新年が始まってもう1か月がたってしまいました。
年末年始はどうでしたか?
私はただただ食べすぎました。
私はお酒が弱いのであまり飲みませんが、
飲みつづけた人もいるでしょう。
年末年始は心筋梗塞の発症が多いのです。
その原因の一つはアルコールかもしれません。
先日、アルコールと不整脈に関する研究が発表されました。
「飲酒量が多い人は心房細動になりやすい。」
疫学的な研究で言われていることでした。
心房細動とは
心房細動とは、脳梗塞や心不全の原因になる恐ろしい不整脈です。
心臓は全身に血液を送る心室と、全身から血液を受け取り心室に血液を送る心房に分かれます。
人間を含む哺乳類の心臓は心房と心室が2つずつあります。
さて、不整脈の中の「細動」と言うのは、心臓の筋肉が痙攣しているような状態です。
その名の通り「細かく動く」のです。
全身に血液を送る心室が痙攣する「心室細動」では、血液を送ることができなくなり、突然死の原因になります。
AEDなどの電気ショックが効果的です。
しかし、全身から血液を受け取る側の心房が痙攣した場合、どうなるのか・・・。
突然死の原因にはなりにくいですが、心房が痙攣することで心房の中で血液によどみが生まれます。
その結果、血栓ができ何かの拍子に脳の血管に飛んでいくと「脳梗塞」が起こります。
また、心臓は心房の動きに合わせて心室が動くという仕組みになっています。
心房が痙攣していると、心室はいつ動いたらいいのかわからず、リズムがおかしくなります。
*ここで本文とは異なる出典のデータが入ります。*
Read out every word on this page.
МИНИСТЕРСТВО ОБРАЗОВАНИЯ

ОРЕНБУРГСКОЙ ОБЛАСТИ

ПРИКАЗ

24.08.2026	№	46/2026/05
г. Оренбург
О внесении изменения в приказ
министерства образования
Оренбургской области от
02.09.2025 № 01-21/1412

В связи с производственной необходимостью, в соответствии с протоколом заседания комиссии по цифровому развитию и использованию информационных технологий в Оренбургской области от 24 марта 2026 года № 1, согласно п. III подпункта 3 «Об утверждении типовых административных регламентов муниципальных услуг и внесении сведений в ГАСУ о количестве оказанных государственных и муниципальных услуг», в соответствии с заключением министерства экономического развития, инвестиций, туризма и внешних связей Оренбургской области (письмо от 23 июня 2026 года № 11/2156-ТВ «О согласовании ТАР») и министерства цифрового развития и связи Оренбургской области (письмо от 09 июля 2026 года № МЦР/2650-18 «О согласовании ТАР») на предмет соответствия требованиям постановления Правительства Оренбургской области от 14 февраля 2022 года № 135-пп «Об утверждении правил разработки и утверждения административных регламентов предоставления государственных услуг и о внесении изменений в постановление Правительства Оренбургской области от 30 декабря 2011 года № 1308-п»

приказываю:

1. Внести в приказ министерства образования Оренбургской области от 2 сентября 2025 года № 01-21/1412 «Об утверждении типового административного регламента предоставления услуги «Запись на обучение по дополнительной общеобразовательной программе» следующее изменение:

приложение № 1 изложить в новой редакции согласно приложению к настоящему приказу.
その結果、心拍が異常に速くなったり遅くなったりするのです。
私が調べたところによると、一般的な病院に入院する患者で最も多い不整脈は心房細動でした。
飲酒と心房細動の関係
はじめの話題に戻ります。
「飲酒量の多い人は心房細動になりやすい」
これは何故なのでしょうか。
飲酒量と、心臓の電気活動や構造の関係を調べた研究が発表されました。
研究はオーストラリアで75名を対象に行われました。
25名が飲酒をしない人。
25名が飲酒が1週間に2-7杯の少し酒飲み。
25名が飲酒が1週間に8-21杯の大酒飲み。
それぞれの被験者に、多極カテーテルを使ったHigh-density LA mappingという方法で左心房の電気活動と構造が調べられました。
大酒飲みの人は、飲酒をしない人と比べて、
左心房の電位が小さく、伝導速度が遅いことがわかりました。
また左心房での複合的な電位が起こる割合も多いことがわかりました。
これらの現象は心房細動と関連があることが分かっています。
一方、少しの酒飲みの人は飲酒をしない人と統計学的な差はありませんでした。
アルコール摂取が多いと、心房での電気活動が遅くなったりすることで、
心房細動が生じるのではないかと結論付けています。
アルコールによって電気活動や心房の構造が変わってしまうということですね。
これからも飲酒が多くなる季節です。
気をつけましょう。
引用元
Voskoboinik, Aleksandr, et al. “Moderate alcohol consumption is associated with atrial electrical and structural changes: Insights from high-density left atrial electroanatomic mapping.” Heart rhythm(2019).